Video Game Purchases Linked to Gambling Problems in Adolescents, Study Finds

Video Game Purchases Linked to Gambling Problems in Adolescents, Study Finds

Summary

A Norwegian study by Spillforsk at the University of Bergen, led by Professor Ståle Pallesen, surveyed around 9,000 adolescents aged 12–17 in 2025 and found a clear association between in-game purchases and higher rates of gambling problems. Key figures: 27.7% purchased loot boxes in the past year, 29.4% bought in-game skins, 15.5% engaged in skin betting, and 18.8% gambled at all in the past year. Overall, 7.1% met criteria for gambling problems and 15% showed problematic computer gaming behaviour. Boys reported substantially higher participation than girls (for example, 27.7% of boys gambled vs 9.3% of girls; 45% of boys bought loot boxes vs 9% of girls).

Key Points

  • The survey of ~9,000 Norwegian adolescents found strong links between buying loot boxes/skins and gambling problems.
  • 27.7% purchased loot boxes; 29.4% bought in-game skins; 15.5% took part in skin betting.
  • 18.8% gambled in the past year; gambling and gaming harms affected 7.1% and 15% of respondents respectively.
  • Marked gender gap: boys were far more likely to gamble and buy loot boxes than girls.
  • Risk factors associated with harm included bullying, poor health, low life satisfaction, alcohol/tobacco/energy drink use and limited parental support.
  • Researchers and regulators warn simulated gambling (loot boxes, skin betting) can normalise gambling behaviour and act as a gateway to further gambling.
  • Findings align with other recent research (e.g.
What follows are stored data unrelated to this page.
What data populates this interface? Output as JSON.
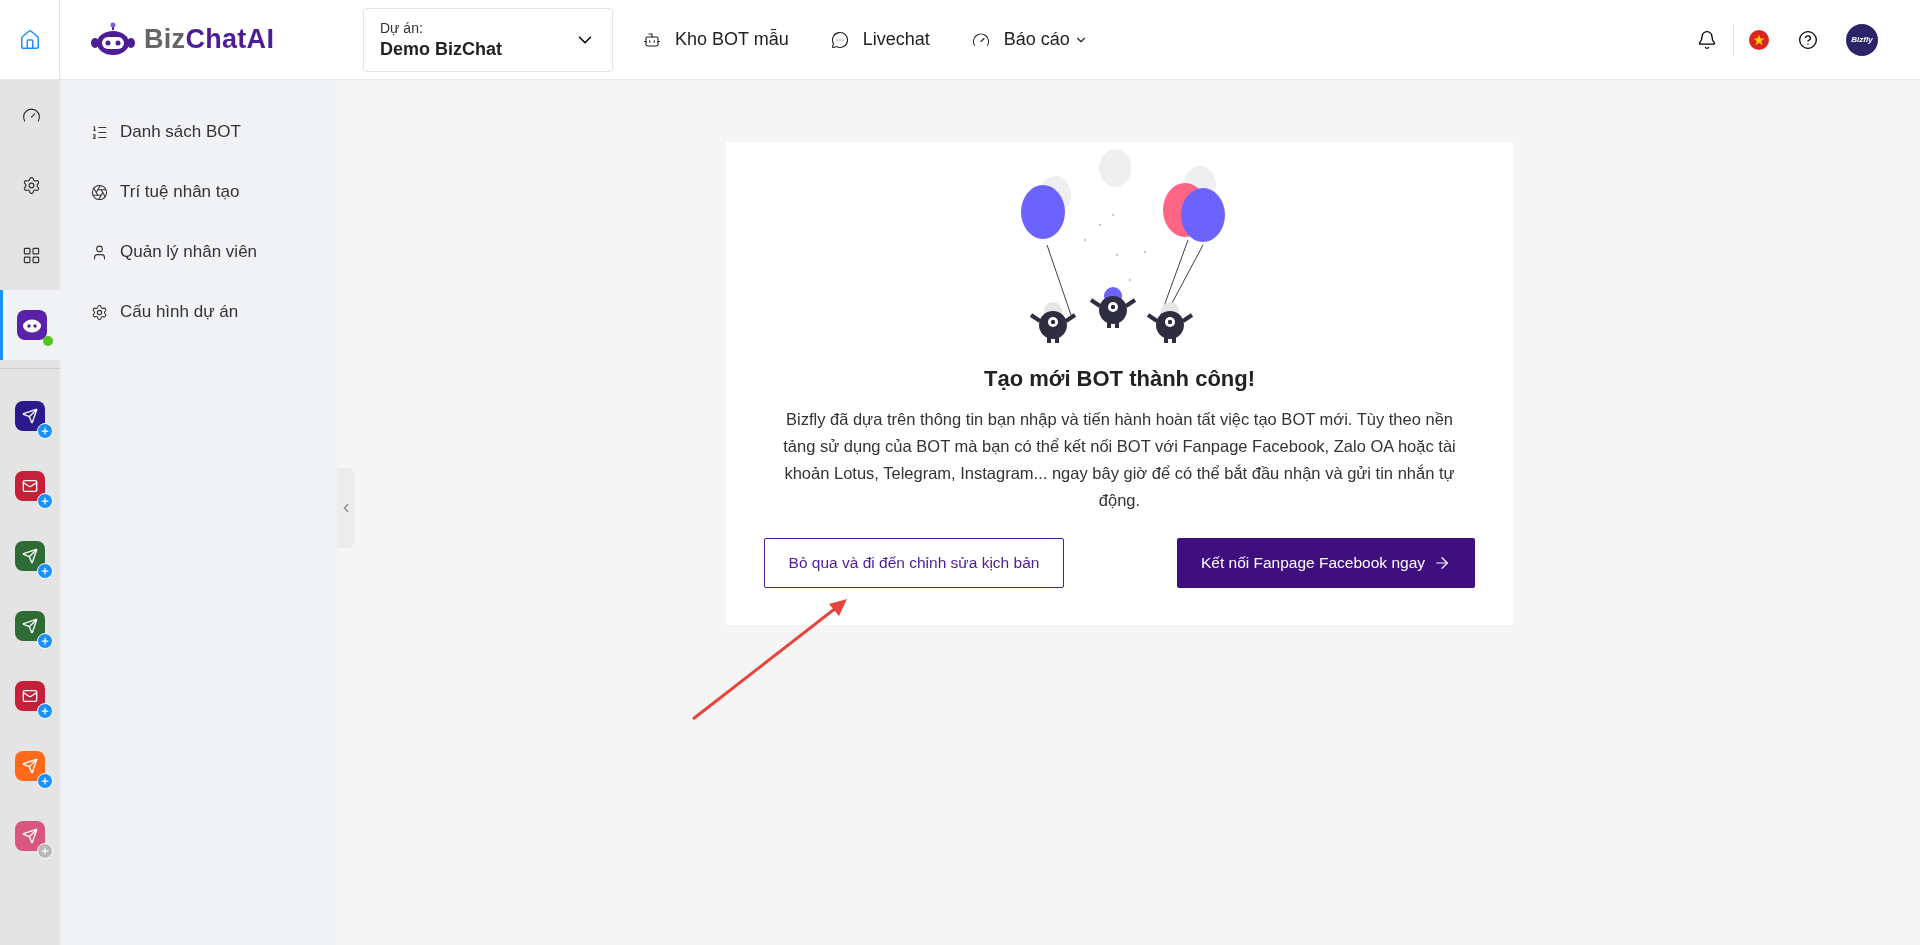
{
  "logo": {
    "prefix": "Biz",
    "suffix": "ChatAI"
  },
  "project_select": {
    "label": "Dự án:",
    "value": "Demo BizChat"
  },
  "top_nav": [
    {
      "label": "Kho BOT mẫu",
      "kind": "template",
      "dropdown": false
    },
    {
      "label": "Livechat",
      "kind": "chat",
      "dropdown": false
    },
    {
      "label": "Báo cáo",
      "kind": "report",
      "dropdown": true
    }
  ],
  "avatar": {
    "text": "Bizfly"
  },
  "rail": {
    "nav": [
      {
        "kind": "dashboard",
        "selected": false
      },
      {
        "kind": "settings",
        "selected": false
      },
      {
        "kind": "apps",
        "selected": false
      },
      {
        "kind": "bot",
        "selected": true,
        "online": true
      }
    ],
    "apps": [
      {
        "color": "#2a1a8c",
        "enabled": true
      },
      {
        "color": "#c4203a",
        "enabled": true
      },
      {
        "color": "#2e6b35",
        "enabled": true
      },
      {
        "color": "#2e6b35",
        "enabled": true
      },
      {
        "color": "#c4203a",
        "enabled": true
      },
      {
        "color": "#ff6a1a",
        "enabled": true
      },
      {
        "color": "#d9567f",
        "enabled": false
      }
    ]
  },
  "sidebar": {
    "items": [
      {
        "label": "Danh sách BOT",
        "kind": "list"
      },
      {
        "label": "Trí tuệ nhân tạo",
        "kind": "ai"
      },
      {
        "label": "Quản lý nhân viên",
        "kind": "user"
      },
      {
        "label": "Cấu hình dự án",
        "kind": "settings"
      }
    ]
  },
  "card": {
    "title": "Tạo mới BOT thành công!",
    "text": "Bizfly đã dựa trên thông tin bạn nhập và tiến hành hoàn tất việc tạo BOT mới. Tùy theo nền tảng sử dụng của BOT mà bạn có thể kết nối BOT với Fanpage Facebook, Zalo OA hoặc tài khoản Lotus, Telegram, Instagram... ngay bây giờ để có thể bắt đầu nhận và gửi tin nhắn tự động.",
    "secondary_button": "Bỏ qua và đi đến chỉnh sửa kịch bản",
    "primary_button": "Kết nối Fanpage Facebook ngay"
  }
}
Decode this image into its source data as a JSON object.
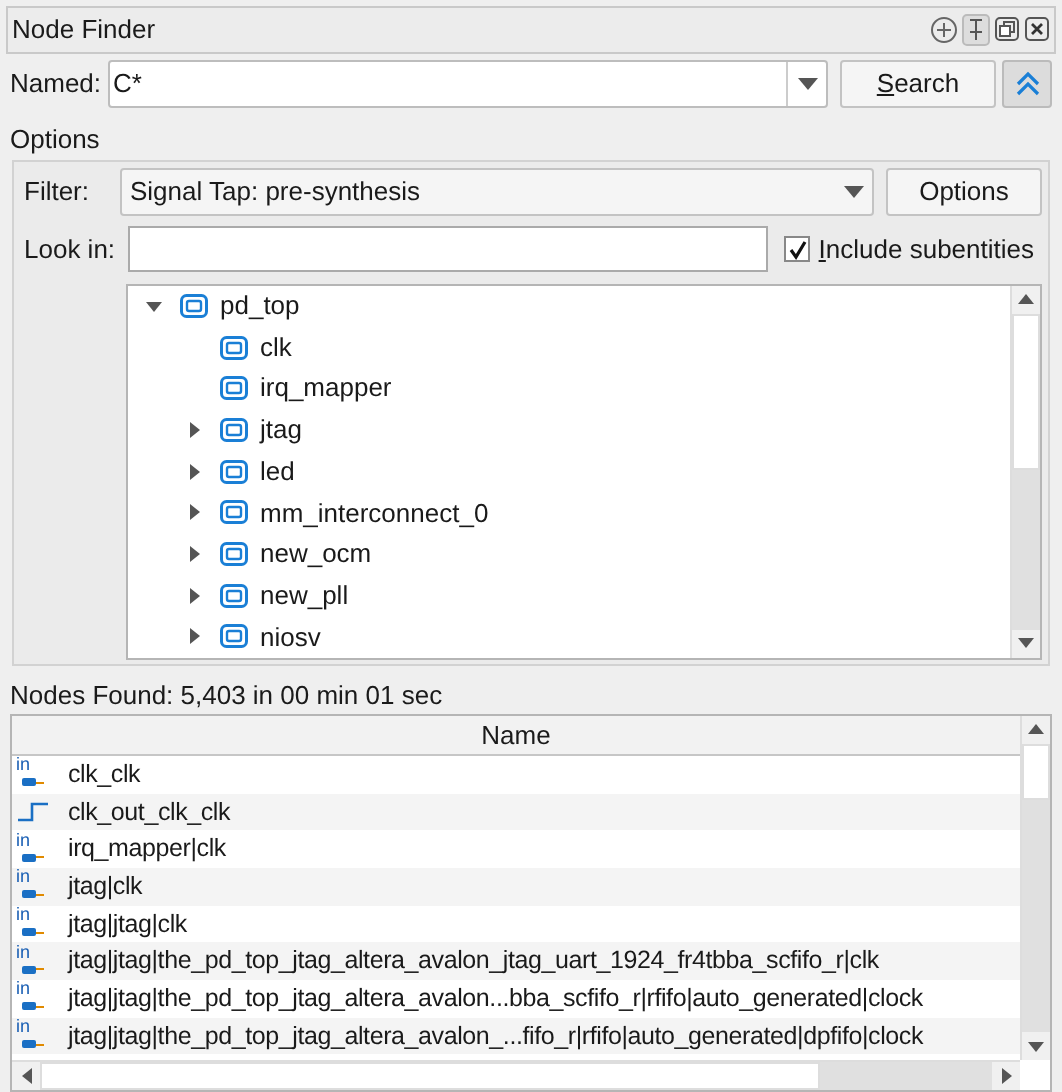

University of Sydney) suggesting in-game spending can confuse children and mirror gambling mechanics.

Content summary

The article summarises a 2025 Norwegian survey linking in-game purchases — notably loot boxes and skin betting — with increased gambling and gaming problems among 12–17 year-olds. It reports prevalence statistics, highlights a pronounced gender difference, lists correlated risk factors, and includes comments from the lead researcher and Norwegian gambling authority about the gateway and addictive potential of simulated gambling features.

Context and relevance

This study adds to mounting international evidence that monetisation mechanics in modern games can blur the line between gaming and gambling for young people. With regulators worldwide already scrutinising loot boxes and similar features, the findings are relevant to parents, educators, game developers and policymakers considering age limits, consumer protections and harm-minimisation measures.

Author’s take

Punchy: this isn’t just industry noise — the numbers are big enough to matter. If you work in policy, child welfare or the games industry, this study should sharpen your focus on monetisation mechanics that look and behave like gambling.

Why should I read this?

Quick and real: if you care about kids or the future of gaming regulation, read this. It shows loot boxes and skin betting aren’t harmless extras — they’re linked to measurable harm, especially for boys, and come with familiar risk factors (bullying, poor wellbeing, substance use). Saves you the time of digging through the full paper while giving the headline stats and what they mean for policy and parents.